March 27

2013: Ethics Abandoned: Medical Professionalism and Detainee Abuse in the War on Terror

Ethics Abandoned: Medical Professionalism and Detainee Abuse in the War on Terroris a report by The Task Force on Preserving Medical Professionalism, an independent panel of 20 high ranking professionals with expertise in medicine, ethics, psychiatry, public health, military medicine, and law charged that the military and the CIA,

“required physicians, psychologists, and other health professionals to act contrary to their professional obligations. These obligations include refraining from harming individuals with whom they interact in their professional capacities, maintaining confidences, being transparent about their professional roles, and exercising independent professional judgment.”
“directed doctors and psychologists working in U.S. military detention centers to violate standard ethical principles and medical standards requiring them to avoid infliction of harm – “do no harm.”

The report concluded that since 9/11, the DoD and CIA demanded that health professionals working for the U.S. military and intelligence agency collaborate in interrogation practices that inflicted severe harm on detainees in U.S. custody. These practices included:

“designing, participating in, and enabling torture and cruel, inhumane and degrading treatment of detainees.… [that] the CIA’s Office of Medical Services played a critical role in reviewing and approving forms of torture, including waterboarding, as well as in advising the [DOJ] that forms of torture, were medically acceptable…Doctors and nurses at Gitmo are required to participate in the force-feeding of detainees, who are placed in extensive bodily restraints for up to two hours twice a day…”

The report further points out that in all known cases of health professionals charged with complicity in abuse of detainees at Guantánamo and in secret CIA detention centers, that were submitted to state licensing and disciplinary boards—in Alabama, California, Georgia, Louisiana, New York, Ohio and Texas—none have been brought before a formal hearing. Scott Horton, a lawyer known for work in human rights, and an expert on international law, helped prepare a report on renditions issued by N.Y.U. Law School and the New York City Bar Association. He explains why none have been held accountable:

“The report leaves little doubt that intelligence services and the Pentagon have offered doctors a sort of pact, amounting to: Leave your professional ethics behind when you come to work with us, and torture your patients if we ask you to. In exchange, we will keep quiet about what you’ve done, and will ensure that the ethics bodies responsible for policing the medical profession won’t get the evidence they need to act against you.” (Horton. The Torture Doctors, Harper’s, 2013)

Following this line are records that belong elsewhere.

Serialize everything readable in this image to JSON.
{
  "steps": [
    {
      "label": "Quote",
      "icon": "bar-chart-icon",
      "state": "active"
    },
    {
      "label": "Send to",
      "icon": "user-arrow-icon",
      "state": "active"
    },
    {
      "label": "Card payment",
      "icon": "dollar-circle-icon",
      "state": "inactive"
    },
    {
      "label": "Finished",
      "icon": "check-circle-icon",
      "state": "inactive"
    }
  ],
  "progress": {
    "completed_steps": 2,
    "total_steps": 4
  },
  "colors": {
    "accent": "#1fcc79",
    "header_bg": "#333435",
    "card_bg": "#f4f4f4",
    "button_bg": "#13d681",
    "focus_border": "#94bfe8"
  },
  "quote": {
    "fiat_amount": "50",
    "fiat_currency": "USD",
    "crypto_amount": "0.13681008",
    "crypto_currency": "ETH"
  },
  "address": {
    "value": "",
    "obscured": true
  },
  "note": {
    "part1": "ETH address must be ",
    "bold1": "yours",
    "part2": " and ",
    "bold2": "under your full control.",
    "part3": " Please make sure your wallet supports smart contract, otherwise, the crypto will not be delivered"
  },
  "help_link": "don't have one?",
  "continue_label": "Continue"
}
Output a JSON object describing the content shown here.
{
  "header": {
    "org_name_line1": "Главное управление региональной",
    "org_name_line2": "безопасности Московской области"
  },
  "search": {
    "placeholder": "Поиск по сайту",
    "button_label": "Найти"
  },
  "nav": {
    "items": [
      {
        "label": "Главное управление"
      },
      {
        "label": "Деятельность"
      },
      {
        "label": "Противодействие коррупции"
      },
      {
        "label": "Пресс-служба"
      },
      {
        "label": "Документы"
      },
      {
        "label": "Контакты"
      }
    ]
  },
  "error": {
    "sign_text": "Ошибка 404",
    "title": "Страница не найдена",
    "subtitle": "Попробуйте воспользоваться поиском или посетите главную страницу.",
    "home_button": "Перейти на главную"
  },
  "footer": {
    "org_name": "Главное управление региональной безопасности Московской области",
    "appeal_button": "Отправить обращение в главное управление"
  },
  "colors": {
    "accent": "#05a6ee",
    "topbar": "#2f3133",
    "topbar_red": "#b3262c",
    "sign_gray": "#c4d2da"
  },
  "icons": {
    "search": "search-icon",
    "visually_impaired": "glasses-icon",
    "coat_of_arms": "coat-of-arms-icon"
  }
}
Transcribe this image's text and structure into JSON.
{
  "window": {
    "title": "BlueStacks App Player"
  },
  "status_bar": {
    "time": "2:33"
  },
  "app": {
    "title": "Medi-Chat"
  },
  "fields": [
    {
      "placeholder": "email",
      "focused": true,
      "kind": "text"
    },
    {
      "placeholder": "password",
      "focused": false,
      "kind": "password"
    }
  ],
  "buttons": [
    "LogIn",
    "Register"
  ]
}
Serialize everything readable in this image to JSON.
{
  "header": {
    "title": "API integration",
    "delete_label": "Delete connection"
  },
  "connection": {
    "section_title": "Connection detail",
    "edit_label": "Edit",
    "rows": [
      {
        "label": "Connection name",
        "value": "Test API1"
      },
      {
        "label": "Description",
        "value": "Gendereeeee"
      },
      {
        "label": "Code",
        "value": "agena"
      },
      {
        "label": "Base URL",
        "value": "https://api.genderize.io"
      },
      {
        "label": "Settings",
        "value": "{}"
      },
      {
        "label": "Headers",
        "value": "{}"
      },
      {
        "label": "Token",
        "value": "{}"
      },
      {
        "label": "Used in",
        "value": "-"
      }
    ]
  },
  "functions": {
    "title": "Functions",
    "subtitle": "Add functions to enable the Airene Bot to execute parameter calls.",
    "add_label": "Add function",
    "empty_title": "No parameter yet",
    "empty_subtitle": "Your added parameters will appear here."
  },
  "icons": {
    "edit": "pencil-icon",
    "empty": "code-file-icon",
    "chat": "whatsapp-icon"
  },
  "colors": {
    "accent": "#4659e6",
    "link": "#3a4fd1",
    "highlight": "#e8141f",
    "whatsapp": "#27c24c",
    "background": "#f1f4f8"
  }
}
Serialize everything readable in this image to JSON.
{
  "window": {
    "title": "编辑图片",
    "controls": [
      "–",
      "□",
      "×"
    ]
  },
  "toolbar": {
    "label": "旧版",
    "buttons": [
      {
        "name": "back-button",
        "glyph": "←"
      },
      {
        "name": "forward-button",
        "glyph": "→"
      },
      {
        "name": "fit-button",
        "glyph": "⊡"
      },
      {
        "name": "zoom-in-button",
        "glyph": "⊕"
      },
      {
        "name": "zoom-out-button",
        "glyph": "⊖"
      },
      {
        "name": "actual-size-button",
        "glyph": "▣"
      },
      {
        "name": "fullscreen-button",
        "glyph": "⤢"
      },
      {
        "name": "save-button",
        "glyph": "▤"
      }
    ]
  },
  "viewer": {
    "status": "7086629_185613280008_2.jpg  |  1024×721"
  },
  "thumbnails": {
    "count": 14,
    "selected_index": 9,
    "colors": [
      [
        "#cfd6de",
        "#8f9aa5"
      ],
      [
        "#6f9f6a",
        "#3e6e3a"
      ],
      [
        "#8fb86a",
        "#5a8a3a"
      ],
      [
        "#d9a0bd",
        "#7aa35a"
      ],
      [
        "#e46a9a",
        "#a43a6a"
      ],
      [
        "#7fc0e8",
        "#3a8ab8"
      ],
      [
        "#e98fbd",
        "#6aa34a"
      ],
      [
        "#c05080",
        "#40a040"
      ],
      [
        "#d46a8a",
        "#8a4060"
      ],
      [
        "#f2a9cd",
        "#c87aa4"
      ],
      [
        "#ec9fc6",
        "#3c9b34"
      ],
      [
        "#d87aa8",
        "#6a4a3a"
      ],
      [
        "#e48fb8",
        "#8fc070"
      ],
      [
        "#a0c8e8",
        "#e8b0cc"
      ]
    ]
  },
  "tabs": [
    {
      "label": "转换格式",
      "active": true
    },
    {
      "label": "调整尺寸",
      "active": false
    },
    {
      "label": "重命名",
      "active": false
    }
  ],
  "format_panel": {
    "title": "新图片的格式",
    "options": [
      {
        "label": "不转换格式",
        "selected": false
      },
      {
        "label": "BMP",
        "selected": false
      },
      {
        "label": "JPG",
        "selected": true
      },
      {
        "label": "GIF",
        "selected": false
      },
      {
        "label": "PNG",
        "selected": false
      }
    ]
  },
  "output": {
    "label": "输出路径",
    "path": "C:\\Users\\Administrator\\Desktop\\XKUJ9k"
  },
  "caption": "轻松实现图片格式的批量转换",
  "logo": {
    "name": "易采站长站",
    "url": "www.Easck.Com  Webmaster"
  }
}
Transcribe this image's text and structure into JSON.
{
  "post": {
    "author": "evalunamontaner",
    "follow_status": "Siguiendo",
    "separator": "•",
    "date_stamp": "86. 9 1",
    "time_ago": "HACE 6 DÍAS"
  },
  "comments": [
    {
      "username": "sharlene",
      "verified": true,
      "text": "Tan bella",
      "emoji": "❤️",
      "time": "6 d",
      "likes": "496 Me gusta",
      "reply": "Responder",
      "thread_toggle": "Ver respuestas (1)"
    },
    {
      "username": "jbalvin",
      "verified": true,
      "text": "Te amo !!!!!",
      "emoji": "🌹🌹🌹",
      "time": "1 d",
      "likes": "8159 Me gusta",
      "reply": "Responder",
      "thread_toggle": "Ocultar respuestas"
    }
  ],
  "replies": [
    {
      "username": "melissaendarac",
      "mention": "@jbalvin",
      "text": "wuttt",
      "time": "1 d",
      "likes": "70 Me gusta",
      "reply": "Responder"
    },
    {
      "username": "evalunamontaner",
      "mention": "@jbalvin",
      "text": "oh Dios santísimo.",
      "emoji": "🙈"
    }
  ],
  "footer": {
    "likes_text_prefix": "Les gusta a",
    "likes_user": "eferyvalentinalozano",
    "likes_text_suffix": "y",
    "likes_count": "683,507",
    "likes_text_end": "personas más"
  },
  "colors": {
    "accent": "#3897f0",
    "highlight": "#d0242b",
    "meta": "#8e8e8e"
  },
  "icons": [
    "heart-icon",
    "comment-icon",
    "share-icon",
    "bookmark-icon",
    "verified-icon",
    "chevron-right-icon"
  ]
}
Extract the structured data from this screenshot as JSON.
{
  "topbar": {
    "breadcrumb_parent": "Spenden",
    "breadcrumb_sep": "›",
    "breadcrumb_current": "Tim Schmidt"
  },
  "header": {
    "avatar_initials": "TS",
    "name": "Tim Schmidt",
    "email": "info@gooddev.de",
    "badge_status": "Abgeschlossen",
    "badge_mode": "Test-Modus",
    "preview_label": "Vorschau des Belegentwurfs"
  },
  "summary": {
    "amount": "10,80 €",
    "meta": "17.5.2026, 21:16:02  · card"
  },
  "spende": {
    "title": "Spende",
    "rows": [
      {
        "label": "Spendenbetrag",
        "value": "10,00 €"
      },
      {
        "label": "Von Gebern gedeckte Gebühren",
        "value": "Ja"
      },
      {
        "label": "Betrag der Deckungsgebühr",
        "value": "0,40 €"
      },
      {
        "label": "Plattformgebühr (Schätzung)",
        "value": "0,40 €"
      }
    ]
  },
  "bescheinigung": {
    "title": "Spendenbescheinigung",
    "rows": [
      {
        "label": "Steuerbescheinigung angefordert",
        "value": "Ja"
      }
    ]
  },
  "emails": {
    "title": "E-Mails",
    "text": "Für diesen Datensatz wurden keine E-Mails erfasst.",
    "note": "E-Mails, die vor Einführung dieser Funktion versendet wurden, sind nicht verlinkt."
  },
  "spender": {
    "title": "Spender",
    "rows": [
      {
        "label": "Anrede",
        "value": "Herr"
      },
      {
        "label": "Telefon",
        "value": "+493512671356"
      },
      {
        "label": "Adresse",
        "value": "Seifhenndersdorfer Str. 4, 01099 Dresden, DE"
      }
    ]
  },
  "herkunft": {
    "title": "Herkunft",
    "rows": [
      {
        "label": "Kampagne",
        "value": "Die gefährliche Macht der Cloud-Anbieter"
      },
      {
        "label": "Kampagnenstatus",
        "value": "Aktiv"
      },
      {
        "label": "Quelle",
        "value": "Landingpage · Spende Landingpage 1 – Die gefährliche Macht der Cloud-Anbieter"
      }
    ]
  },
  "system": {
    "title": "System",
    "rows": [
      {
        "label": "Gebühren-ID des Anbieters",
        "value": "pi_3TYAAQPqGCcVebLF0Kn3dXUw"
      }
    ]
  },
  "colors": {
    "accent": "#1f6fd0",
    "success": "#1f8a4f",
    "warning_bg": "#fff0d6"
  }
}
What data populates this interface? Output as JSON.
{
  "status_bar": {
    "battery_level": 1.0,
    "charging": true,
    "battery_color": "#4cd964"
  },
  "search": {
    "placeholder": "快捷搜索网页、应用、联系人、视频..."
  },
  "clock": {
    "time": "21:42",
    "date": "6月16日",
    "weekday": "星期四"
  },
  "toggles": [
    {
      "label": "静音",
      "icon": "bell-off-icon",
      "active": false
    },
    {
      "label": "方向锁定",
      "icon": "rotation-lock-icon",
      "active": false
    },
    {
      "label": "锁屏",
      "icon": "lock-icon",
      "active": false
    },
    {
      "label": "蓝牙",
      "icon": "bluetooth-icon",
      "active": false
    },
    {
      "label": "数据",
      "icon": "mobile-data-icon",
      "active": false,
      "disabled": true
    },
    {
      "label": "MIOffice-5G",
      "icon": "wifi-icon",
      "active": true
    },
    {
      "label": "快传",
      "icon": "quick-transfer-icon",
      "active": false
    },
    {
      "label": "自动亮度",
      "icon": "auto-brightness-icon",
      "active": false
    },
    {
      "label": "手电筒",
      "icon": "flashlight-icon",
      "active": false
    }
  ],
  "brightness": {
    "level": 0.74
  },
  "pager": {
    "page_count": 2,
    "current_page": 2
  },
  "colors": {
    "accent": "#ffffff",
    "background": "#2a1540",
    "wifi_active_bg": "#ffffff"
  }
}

Horton points out that “a doctor who is willing to torture his patients can hardly be counted upon to render the highest standards of professional care, even without the CIA standing over his or her shoulder.” Indeed, a doctor who engages in torture is a menace to society. Gerald Thomson, MD, one of the members of the Task Force stated:

“The American public has a right to know that the covenant with its physicians to follow professional ethical expectations is firm regardless of where they serve. It’s clear that in the name of national security the military trumped that covenant, and physicians were transformed into agents of the military and performed acts that were contrary to medical ethics and practice. We have a responsibility to make sure this never happens again.”

Bioethicist, Jonathan Moreno stated:

“Guantanamo is going to haunt us for a long time. The Hippocratic Oath is the oldest ethical code we have. We might abandon our morality about other professions. But the medical profession is sort of the last gasp. If we give that up, we’ve given up our core values.'” (Jayne Mayer. The Experiment, The New Yorker, 2005)

Indeed, it the horrors at Guantanamo have continued long after the graphic disclosure of horrific abuse in 2004.

In 2013, news reports of a hunger strike at Guantanamo: Prisoners are described by defense lawyers and military officials alike as in despair over whether they will ever leave the prison. As of Monday, a military spokesman said, 104 detainees were participating in the protest, of whom 44 were being forced to eat a liquid nutritional supplement administered through nasal tubes. There are 166 remaining inmates at Guantanamo according the Justice Department list released under a Freedom of Information request by the Miami Herald and The New York Times.